In total the Government is making available £39.2bn. The lion’s share will go to Royal Bank of Scotland. Some £25.5bn of this was announced in February but the sting in the tail is that another £8bn is being made available to the bank to cover it in the even of a worst case scenario (read, financial meltdown). Lloyds is raising £21 billion. Of that, £13.5 billion will come from and the tax payer will put up £5.7 billion to buy its rights. The remainder will come from private shareholders and bondholders.

Q. Is that it?

Not quite. The Government has agreed to cover RBS against 90 per cent of the losses made on £282 billion of risky assets after the first £60 billion. RBS says it “probably won’t need the money” from this Asset Protection Scheme, but it can’t be sure. The maximum payout from the state would therefore be a further £218bn, although that assumes an absolute worst case scenario (read, global depression and the financial lights going out around the world). Lloyds, which had originally said it would join the scheme, now says it won’t need to thanks to the money raised and the improving economic outlook.

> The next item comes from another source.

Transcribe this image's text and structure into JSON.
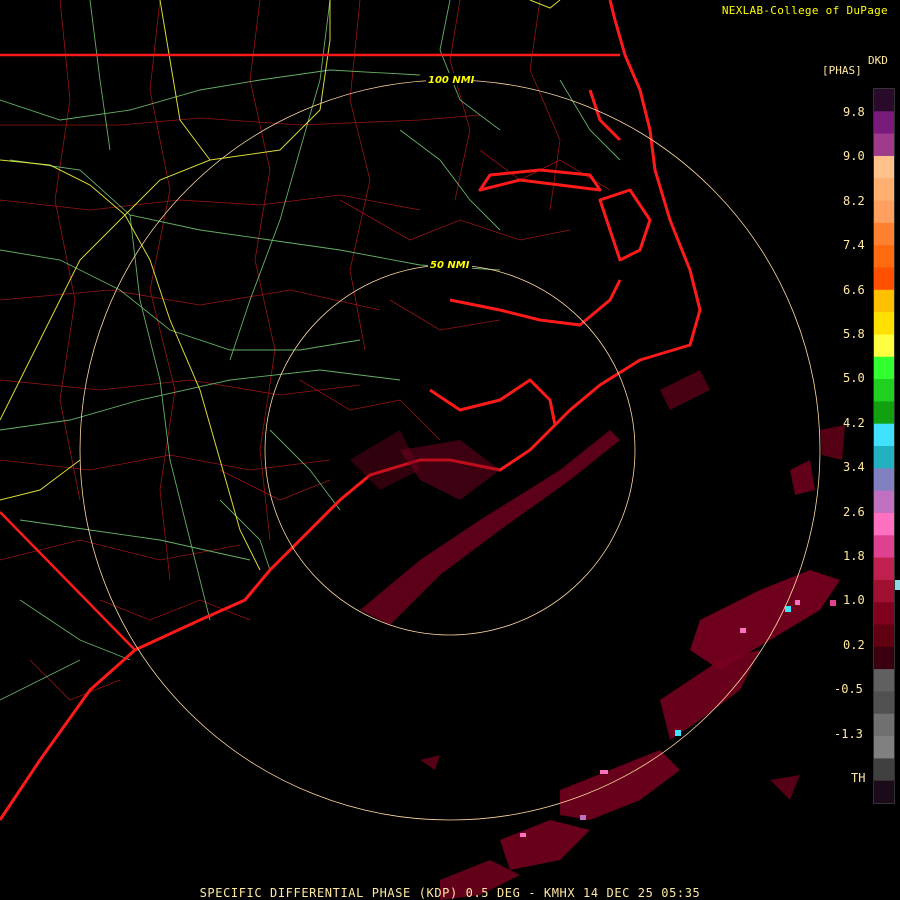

Q. So what’s the total given what we’ve already put in?

Not including the asset protection scheme (which the tax payer might not need to pay out on) all this brings the total amount of money made available to support these two banks to £74.2bn.

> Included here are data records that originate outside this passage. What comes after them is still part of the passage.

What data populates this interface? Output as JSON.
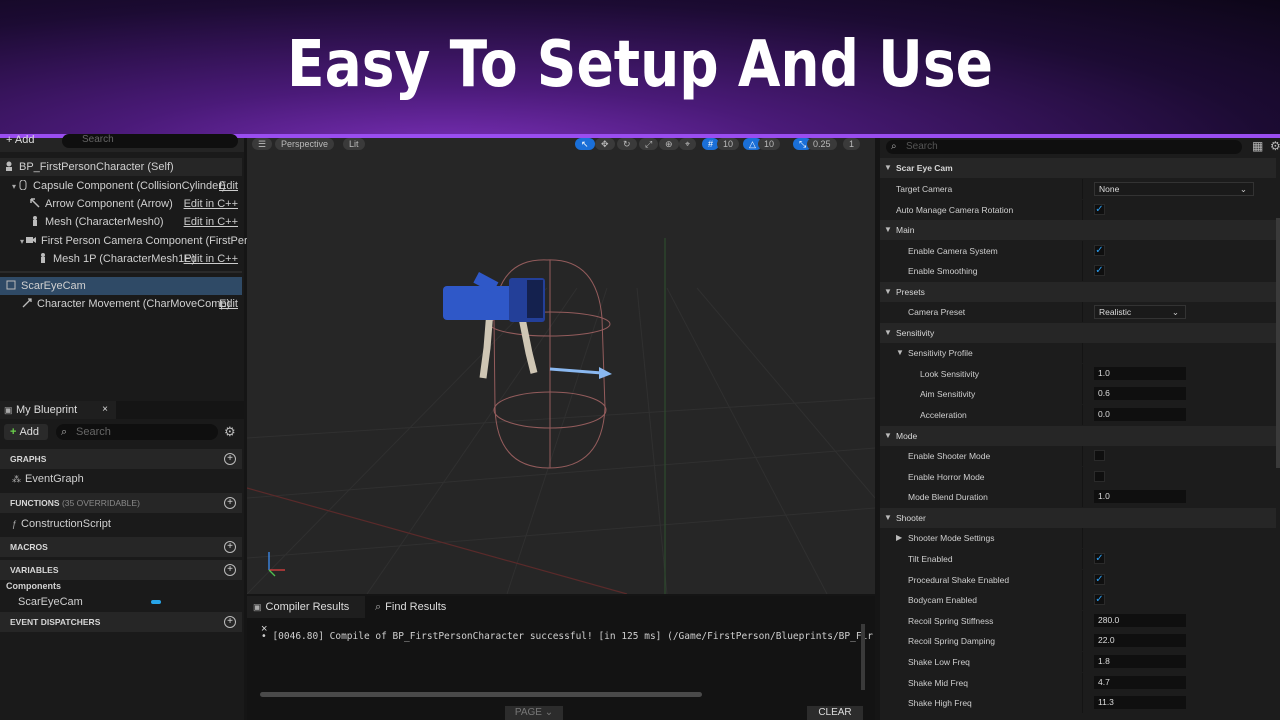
{
  "banner": {
    "title": "Easy To Setup And Use"
  },
  "components": {
    "add_label": "+ Add",
    "search_placeholder": "Search",
    "items": [
      {
        "label": "BP_FirstPersonCharacter (Self)",
        "edit": ""
      },
      {
        "label": "Capsule Component (CollisionCylinder)",
        "edit": "Edit"
      },
      {
        "label": "Arrow Component (Arrow)",
        "edit": "Edit in C++"
      },
      {
        "label": "Mesh (CharacterMesh0)",
        "edit": "Edit in C++"
      },
      {
        "label": "First Person Camera Component (FirstPers",
        "edit": ""
      },
      {
        "label": "Mesh 1P (CharacterMesh1P)",
        "edit": "Edit in C++"
      },
      {
        "label": "ScarEyeCam",
        "edit": ""
      },
      {
        "label": "Character Movement (CharMoveComp)",
        "edit": "Edit"
      }
    ]
  },
  "my_blueprint": {
    "tab_label": "My Blueprint",
    "close": "×",
    "add_label": "Add",
    "search_placeholder": "Search",
    "sections": {
      "graphs": "GRAPHS",
      "graph_item": "EventGraph",
      "functions": "FUNCTIONS",
      "functions_sub": "(35 OVERRIDABLE)",
      "function_item": "ConstructionScript",
      "macros": "MACROS",
      "variables": "VARIABLES",
      "components_group": "Components",
      "var_item": "ScarEyeCam",
      "dispatchers": "EVENT DISPATCHERS"
    }
  },
  "viewport": {
    "perspective": "Perspective",
    "lit": "Lit",
    "grid_snap": "10",
    "rot_snap": "10",
    "scale_snap": "0.25",
    "cam_speed": "1"
  },
  "console": {
    "tab1": "Compiler Results",
    "tab2": "Find Results",
    "message": "[0046.80] Compile of BP_FirstPersonCharacter successful! [in 125 ms] (/Game/FirstPerson/Blueprints/BP_Fir",
    "page": "PAGE",
    "clear": "CLEAR"
  },
  "details": {
    "search_placeholder": "Search",
    "rows": {
      "scar_eye_cam": "Scar Eye Cam",
      "target_camera": "Target Camera",
      "target_camera_val": "None",
      "auto_manage": "Auto Manage Camera Rotation",
      "main": "Main",
      "enable_camera": "Enable Camera System",
      "enable_smoothing": "Enable Smoothing",
      "presets": "Presets",
      "camera_preset": "Camera Preset",
      "camera_preset_val": "Realistic",
      "sensitivity": "Sensitivity",
      "sensitivity_profile": "Sensitivity Profile",
      "look_sens": "Look Sensitivity",
      "look_sens_val": "1.0",
      "aim_sens": "Aim Sensitivity",
      "aim_sens_val": "0.6",
      "accel": "Acceleration",
      "accel_val": "0.0",
      "mode": "Mode",
      "shooter_mode": "Enable Shooter Mode",
      "horror_mode": "Enable Horror Mode",
      "blend_dur": "Mode Blend Duration",
      "blend_dur_val": "1.0",
      "shooter": "Shooter",
      "shooter_settings": "Shooter Mode Settings",
      "tilt": "Tilt Enabled",
      "proc_shake": "Procedural Shake Enabled",
      "bodycam": "Bodycam Enabled",
      "recoil_stiff": "Recoil Spring Stiffness",
      "recoil_stiff_val": "280.0",
      "recoil_damp": "Recoil Spring Damping",
      "recoil_damp_val": "22.0",
      "shake_low": "Shake Low Freq",
      "shake_low_val": "1.8",
      "shake_mid": "Shake Mid Freq",
      "shake_mid_val": "4.7",
      "shake_high": "Shake High Freq",
      "shake_high_val": "11.3"
    }
  },
  "colors": {
    "accent": "#9a4df0",
    "select": "#2f4a66",
    "check": "#2a9df0"
  }
}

Q. And what do we get out of this?

In terms of money: both banks will have to pay fees. Because Lloyds always had the asset protection scheme available and was originally going to join the EU says it has in effect received state aid. It will therefore have to pay a £2.5 bn “break fee” to the Government. RBS will have to pay a premium of £700m a year for the first three years and then £500m a year after that. The company will also need to stump up £2.5 bn when it leaves the scheme, which the bank says it plans to do within the next four years. The Government will take a £130m fee for underwriting Lloyds’ rights issue. It will hold, on our behalf, a 43 per cent stake in Lloyds after the rights issue (the same as before). For the capital injection into RBS, the Government will receive non voting “B” shares which will take its total interest in the bank to 84 per cent (from 70 per cent at present).

Q. Anything else?

Because of the help Lloyds and RBS have received the EU says they must break themselves up. RBS will sell off RBS branded branches in England and Wales and NatWest branches in Scotland. There are 318 in total and they will form a new bank which will likely trade under the resurrected Williams & Glyn brand. Direct small and medium sized business customers will also go, together with the bank’s insurance businesses including Direct Line and Churchill. They may be floated on the stock exchange. Global Merchant Services, a card payment business, and Sempra Commodities, a leading global commodities trader, will also be sold. Lloyds will sell its Cheltenham & Gloucester mortgage branches, Lloyds TSB Scotland and 280 branches Lloyds branches in Britain. In total 600 branches will go along with the Intelligent Finance internet bank. The TSB name will go with them, forming the second of three new banks the Treasury wants create. All these sales must be completed after four years.

Q. What about bonuses?

This is the good bit. Both banks have had to agree not to pay any cash bonuses in 2009 to staff earning more than £39,000 (although they can pay in shares). The directors of both banks will also defer all bonuses payments due for 2009 until 2012, to ensure that their remuneration is “better aligned with the long-term performance of their banks”.

Q. That’s good right?

Up to a point. Telephone number bonus payments have always been a rarity at Lloyds, whose business is focussed on retail and commercial banking. So it won’t suffer too much from this. Not so RBS, and the bank will now almost certainly lose staff to rivals such as Barclays, HSBC and foreign banks which do not face the same restrictions on what they can pay staff. Investment banking was the one bright spot in what were otherwise poor results from RBS at the half year stage. It might not be so for much longer after this.